LAGOS: Nigeria on Friday signalled more strikes against jihadist groups were expected after a Christmas Day bombardment by US forces against militants in the north of the country.
The west African country faces multiple interlinked security crises in its north, where jihadists have been waging an insurgency in the northeast since 2009 and armed “bandit” gangs raid villages and stage kidnappings in the northwest.
The US strikes come after Abuja and Washington were locked in a diplomatic dispute over what Trump characterised as the mass killing of Christians amid Nigeria’s myriad armed conflicts.
Washington’s framing of the violence as amounting to Christian “persecution” is rejected by the Nigerian government and independent analysts, but has nonetheless resulted in increased security coordination.
“It’s Nigeria that provided the intelligence,” the country’s foreign minister, Yusuf Tuggar, told broadcaster Channels TV, saying he was on the phone with US State Secretary Marco Rubio ahead of the bombardment.

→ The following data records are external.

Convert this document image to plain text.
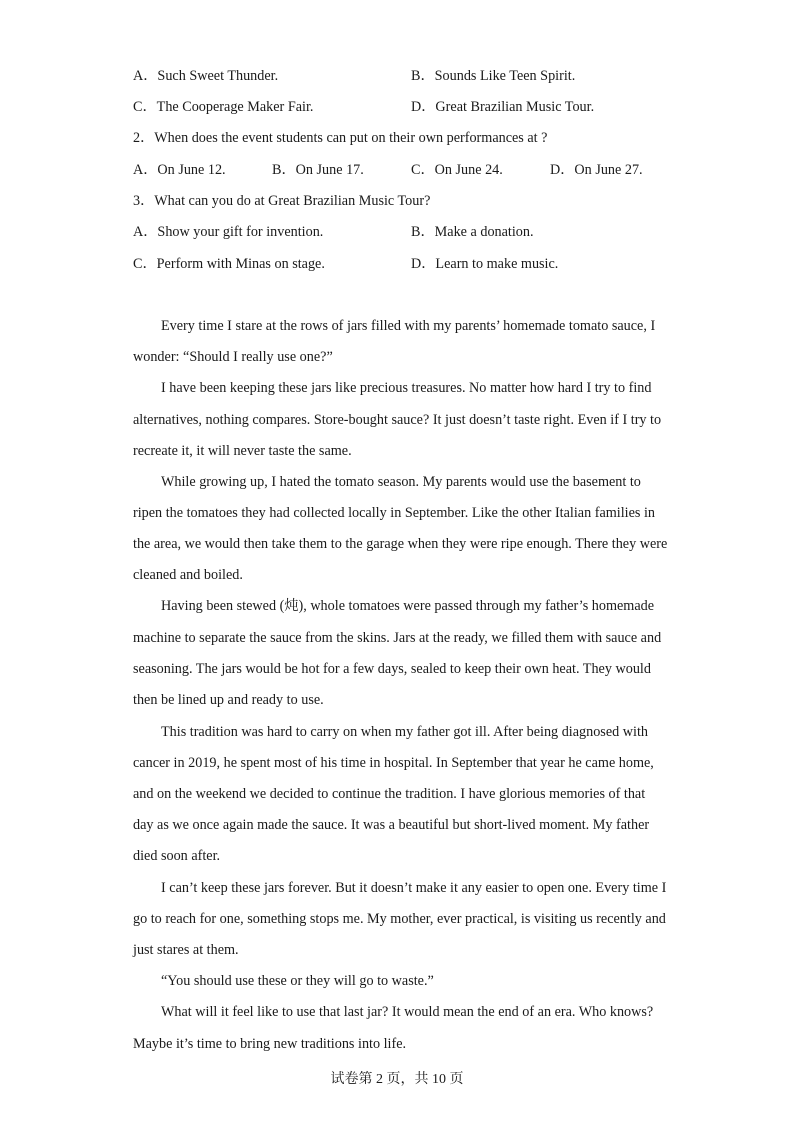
A．Such Sweet Thunder.	B．Sounds Like Teen Spirit.
C．The Cooperage Maker Fair.	D．Great Brazilian Music Tour.
2．When does the event students can put on their own performances at ?
A．On June 12.	B．On June 17.	C．On June 24.	D．On June 27.
3．What can you do at Great Brazilian Music Tour?
A．Show your gift for invention.	B．Make a donation.
C．Perform with Minas on stage.	D．Learn to make music.
Every time I stare at the rows of jars filled with my parents’ homemade tomato sauce, I
wonder: “Should I really use one?”
I have been keeping these jars like precious treasures. No matter how hard I try to find
alternatives, nothing compares. Store-bought sauce? It just doesn’t taste right. Even if I try to
recreate it, it will never taste the same.
While growing up, I hated the tomato season. My parents would use the basement to
ripen the tomatoes they had collected locally in September. Like the other Italian families in
the area, we would then take them to the garage when they were ripe enough. There they were
cleaned and boiled.
Having been stewed (炖), whole tomatoes were passed through my father’s homemade
machine to separate the sauce from the skins. Jars at the ready, we filled them with sauce and
seasoning. The jars would be hot for a few days, sealed to keep their own heat. They would
then be lined up and ready to use.
This tradition was hard to carry on when my father got ill. After being diagnosed with
cancer in 2019, he spent most of his time in hospital. In September that year he came home,
and on the weekend we decided to continue the tradition. I have glorious memories of that
day as we once again made the sauce. It was a beautiful but short-lived moment. My father
died soon after.
I can’t keep these jars forever. But it doesn’t make it any easier to open one. Every time I
go to reach for one, something stops me. My mother, ever practical, is visiting us recently and
just stares at them.
“You should use these or they will go to waste.”
What will it feel like to use that last jar? It would mean the end of an era. Who knows?
Maybe it’s time to bring new traditions into life.
试卷第 2 页，共 10 页
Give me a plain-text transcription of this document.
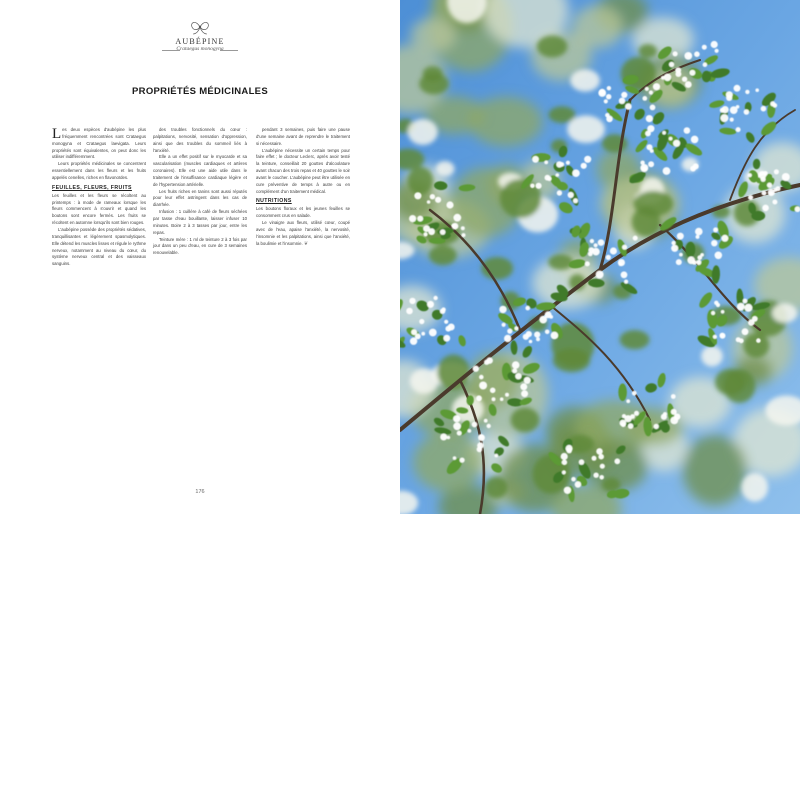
AUBÉPINE
Crataegus monogyna
PROPRIÉTÉS MÉDICINALES

Les deux espèces d'aubépine les plus fréquemment rencontrées sont Crataegus monogyna et Crataegus laevigata. Leurs propriétés sont équivalentes, on peut donc les utiliser indifféremment.

Leurs propriétés médicinales se concentrent essentiellement dans les fleurs et les fruits appelés cenelles, riches en flavonoïdes.

FEUILLES, FLEURS, FRUITS

Les feuilles et les fleurs se récoltent au printemps : à mode de rameaux lorsque les fleurs commencent à s'ouvrir et quand les boutons sont encore fermés. Les fruits se récoltent en automne lorsqu'ils sont bien rouges.

L'aubépine possède des propriétés sédatives, tranquillisantes et légèrement spasmolytiques. Elle détend les muscles lisses et régule le rythme nerveux, notamment au niveau du cœur, du système nerveux central et des vaisseaux sanguins.

des troubles fonctionnels du cœur : palpitations, nervosité, sensation d'oppression, ainsi que des troubles du sommeil liés à l'anxiété.

Elle a un effet positif sur le myocarde et sa vascularisation (muscles cardiaques et artères coronaires). Elle est une aide utile dans le traitement de l'insuffisance cardiaque légère et de l'hypertension artérielle.

Les fruits riches en tanins sont aussi réputés pour leur effet astringent dans les cas de diarrhée.

Infusion : 1 cuillère à café de fleurs séchées par tasse d'eau bouillante, laisser infuser 10 minutes. Boire 2 à 3 tasses par jour, entre les repas.

Teinture mère : 1 ml de teinture 2 à 3 fois par jour dans un peu d'eau, en cure de 3 semaines renouvelable.

pendant 3 semaines, puis faire une pause d'une semaine avant de reprendre le traitement si nécessaire.

L'aubépine nécessite un certain temps pour faire effet ; le docteur Leclerc, après avoir testé la teinture, conseillait 20 gouttes d'alcoolature avant chacun des trois repas et 40 gouttes le soir avant le coucher. L'aubépine peut être utilisée en cure préventive de temps à autre ou en complément d'un traitement médical.

NUTRITIONS

Les boutons floraux et les jeunes feuilles se consomment crus en salade.

Le vinaigre aux fleurs, utilisé cœur, coupé avec de l'eau, apaise l'anxiété, la nervosité, l'insomnie et les palpitations, ainsi que l'anxiété, la boulimie et l'insomnie. ❦

176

Asked if there would be more strikes, Tuggar said: “It is an ongoing thing, and we are working with the US. We are working with other countries as well.”
Targets unclear
The Department of Defense’s US Africa Command, using an acronym for the Daesh group, said “multiple Daesh terrorists” were killed in an attack in the northwestern state of Sokoto.
US defense officials later posted video of what appeared to be the nighttime launch of a missile from the deck of a battleship flying the US flag.
Which of Nigeria’s myriad armed groups were targeted remains unclear.
Nigeria’s jihadist groups are mostly concentrated in the northeast of the country, but have made inroads into the northwest.
Researchers have recently linked some members from an armed group known as Lakurawa — the main jihadist group located in Sokoto State — to Islamic State Sahel Province (ISSP), which is mostly active in neighboring Niger and Mali.
Other analysts have disputed those links, though research on Lakurawa is complicated as the term has been used to describe various armed fighters in the northwest.
Those described as Lakurawa also reportedly have links to Al-Qaeda affiliated group for the Support of Islam and Muslims (JNIM), a rival group to ISSP.
While Abuja has welcomed the strikes, “I think Trump would not have accepted a ‘No’ from Nigeria,” said Malik Samuel, an Abuja-based researcher for Good Governance Africa, an NGO.
Amid the diplomatic pressure, Nigerian authorities are keen to be seen as cooperating with the US, Samuel told AFP, even though “both the perpetrators and the victims in the northwest are overwhelmingly Muslim.”
Tuggar said that Nigerian President Bola Tinubu “gave the go-ahead” for the strikes.
The foreign minister added: “It must be made clear that it is a joint operation, and it is not targeting any religion nor simply in the name of one religion or the other.”